[\<- 05/15](05-15.md)

---

# An Application of Binary Trees: Huffman Coding

## Encoding

- Examples
	- Text
	- Video
	- Image
	- Audio

- Computer only understands low layer bits (0s and 1s)

- Encoding is turning those examples into the low layer bits

### An Application - Encoding

- An example - using only 1 and 0s to represent following cases
	- true or false - only need 1 bit
		- 1 is true
		- 0 is false
	- 4 directions: south, north, east, and west - need 2 bits
		- 00 is south
		- 01 is north
		- 10 is east
		- 11 is west

- ASCII is a fixed width encoding. Every character requires 8 bits to encode

- Motiviation: Can we save some bits in encoding?
- Thoughts:
	- some characters (like e and n) occur frequently. whereas characters (like q and z) occur very infrequently
	- Do you still remember probability search (move to front heuristic)?

### One Example

- Ex. "the fat cat sat on the mat"
	- If we use fixed-length binary code to represent the above sentence, what will that be? 26\*8
	- Can we save some bits by using fewer bits for more frequent letters?
		- Frequency of letters:
			- a:4, c:1, e:2, f:1, h:2, m:1, n:1, o:1, s:1, t:6, " ":6
		- Bits of letters
			- t & " ", frequently occur - 1 bit
			- a, h, e, less frequently - 2bits
			- etc.

## Huffman Coding

- Huffman Coding: **variable width encoding**
	- We are likely to **save on the total number of bits** required to encode a file/document if we represented frequently occurring character with fewer bits and infrequently occurring characters with more than 8 bits

- Question: How do we know, given a variable length encoding, where characters stop and start?
	- ex: if e=11, z=1111... so what's 111111?

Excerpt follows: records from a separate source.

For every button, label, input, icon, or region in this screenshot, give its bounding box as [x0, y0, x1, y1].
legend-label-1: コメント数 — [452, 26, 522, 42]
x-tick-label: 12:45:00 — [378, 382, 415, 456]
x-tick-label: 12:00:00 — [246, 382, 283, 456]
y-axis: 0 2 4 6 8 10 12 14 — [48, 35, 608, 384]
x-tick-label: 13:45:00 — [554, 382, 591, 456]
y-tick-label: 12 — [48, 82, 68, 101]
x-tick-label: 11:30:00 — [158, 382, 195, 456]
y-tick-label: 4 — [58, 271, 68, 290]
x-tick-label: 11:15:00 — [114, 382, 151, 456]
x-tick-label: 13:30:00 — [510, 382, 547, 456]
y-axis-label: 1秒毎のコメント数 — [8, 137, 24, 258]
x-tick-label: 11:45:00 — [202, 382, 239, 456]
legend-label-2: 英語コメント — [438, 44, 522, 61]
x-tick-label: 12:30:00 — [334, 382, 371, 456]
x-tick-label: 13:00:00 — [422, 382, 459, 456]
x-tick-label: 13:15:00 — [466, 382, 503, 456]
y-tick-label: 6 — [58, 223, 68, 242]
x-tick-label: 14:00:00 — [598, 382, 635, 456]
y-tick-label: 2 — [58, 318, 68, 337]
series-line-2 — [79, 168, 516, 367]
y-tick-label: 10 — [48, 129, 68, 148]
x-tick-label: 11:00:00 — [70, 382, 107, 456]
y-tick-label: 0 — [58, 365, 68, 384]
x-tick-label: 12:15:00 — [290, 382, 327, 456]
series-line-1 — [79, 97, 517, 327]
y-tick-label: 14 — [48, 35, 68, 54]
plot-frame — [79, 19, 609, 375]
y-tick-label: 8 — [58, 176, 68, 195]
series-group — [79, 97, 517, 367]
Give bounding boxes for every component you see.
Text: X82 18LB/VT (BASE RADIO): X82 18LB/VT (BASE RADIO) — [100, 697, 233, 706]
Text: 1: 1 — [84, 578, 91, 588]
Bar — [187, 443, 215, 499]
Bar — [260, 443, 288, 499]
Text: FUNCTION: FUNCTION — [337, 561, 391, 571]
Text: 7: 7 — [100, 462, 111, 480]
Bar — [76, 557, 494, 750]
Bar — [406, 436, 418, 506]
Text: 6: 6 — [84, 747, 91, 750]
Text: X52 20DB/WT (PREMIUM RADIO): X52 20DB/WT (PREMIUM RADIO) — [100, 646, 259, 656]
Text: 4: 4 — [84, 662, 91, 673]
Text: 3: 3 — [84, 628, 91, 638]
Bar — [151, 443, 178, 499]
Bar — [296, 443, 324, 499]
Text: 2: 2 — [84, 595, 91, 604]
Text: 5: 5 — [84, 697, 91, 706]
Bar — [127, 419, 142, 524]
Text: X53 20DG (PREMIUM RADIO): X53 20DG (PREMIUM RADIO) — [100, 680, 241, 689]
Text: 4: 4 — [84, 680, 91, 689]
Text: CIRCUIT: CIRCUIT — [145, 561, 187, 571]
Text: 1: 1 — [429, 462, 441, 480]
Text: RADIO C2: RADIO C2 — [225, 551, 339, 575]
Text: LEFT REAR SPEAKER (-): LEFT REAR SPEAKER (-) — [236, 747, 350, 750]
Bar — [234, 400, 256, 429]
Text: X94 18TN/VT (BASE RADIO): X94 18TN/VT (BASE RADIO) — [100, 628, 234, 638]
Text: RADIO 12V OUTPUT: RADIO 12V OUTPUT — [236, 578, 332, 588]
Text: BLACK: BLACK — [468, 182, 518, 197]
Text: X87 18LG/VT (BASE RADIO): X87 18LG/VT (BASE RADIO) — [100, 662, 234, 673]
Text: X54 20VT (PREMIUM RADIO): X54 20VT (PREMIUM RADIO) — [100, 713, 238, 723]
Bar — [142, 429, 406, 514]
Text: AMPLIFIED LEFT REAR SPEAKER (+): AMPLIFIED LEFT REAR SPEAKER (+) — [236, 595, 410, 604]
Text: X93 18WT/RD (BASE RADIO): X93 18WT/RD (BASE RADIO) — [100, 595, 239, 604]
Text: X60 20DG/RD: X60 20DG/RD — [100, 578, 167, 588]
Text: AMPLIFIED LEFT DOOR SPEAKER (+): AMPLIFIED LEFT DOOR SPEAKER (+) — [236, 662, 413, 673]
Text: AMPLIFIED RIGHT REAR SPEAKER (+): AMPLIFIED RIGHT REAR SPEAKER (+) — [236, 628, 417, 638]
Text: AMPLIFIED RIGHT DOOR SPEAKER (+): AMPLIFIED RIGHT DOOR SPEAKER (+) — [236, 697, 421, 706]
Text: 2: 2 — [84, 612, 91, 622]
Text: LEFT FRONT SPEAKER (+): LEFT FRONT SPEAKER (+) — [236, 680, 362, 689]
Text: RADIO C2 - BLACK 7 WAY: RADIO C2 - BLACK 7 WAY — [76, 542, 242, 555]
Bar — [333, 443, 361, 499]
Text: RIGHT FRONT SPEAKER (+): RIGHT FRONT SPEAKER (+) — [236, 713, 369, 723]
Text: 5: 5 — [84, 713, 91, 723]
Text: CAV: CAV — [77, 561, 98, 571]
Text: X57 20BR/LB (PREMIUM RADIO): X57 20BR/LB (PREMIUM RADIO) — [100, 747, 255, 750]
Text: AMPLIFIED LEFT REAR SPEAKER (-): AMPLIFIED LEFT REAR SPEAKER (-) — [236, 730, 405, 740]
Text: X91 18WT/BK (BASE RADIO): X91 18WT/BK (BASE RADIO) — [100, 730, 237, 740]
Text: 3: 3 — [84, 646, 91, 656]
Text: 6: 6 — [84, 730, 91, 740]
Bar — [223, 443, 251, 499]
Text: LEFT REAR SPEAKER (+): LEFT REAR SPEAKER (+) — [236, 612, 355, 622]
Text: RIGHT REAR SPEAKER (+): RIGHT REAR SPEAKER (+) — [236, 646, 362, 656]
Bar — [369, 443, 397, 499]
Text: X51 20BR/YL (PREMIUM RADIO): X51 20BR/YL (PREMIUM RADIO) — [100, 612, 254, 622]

- Answer: We use **unique prefixes**. Each character will have its own unique prefix -> how to implement?
	- We build a binary tree. By having only leaf nodes to represent characters, we are able to guarantee unique prefixes

## Huffman Tree

- Use binary trees (i.e. Huffman tree). e.g. 'ABCA'

![example tree](05-18_img1.png)

- B: 00
- C: 01
- A: 1

- Question: How do we determine the optimal encoding given the frequencies of the characters?
- Answer: Use the leaf nodes that are farther away from the root to represent characters appear less frequently

- so now you have the "Huffman tree"
- label the left and right sub-branches of every node as 0 and 1 respectively

## Huffman Coding

- Ex. "the fat cat sat on the mat"
	- a:4, c:1, e:2, f:1, h:2, m:1, n:1, o:1, s:1, t:6, " ":6
	- create a node for each letter and sort according to their values
	- remove two minimum nodes, combine with a new node, and insert this node with a new weight - the combined value of its two child nodes
	- Is it better than the fixed length encoding?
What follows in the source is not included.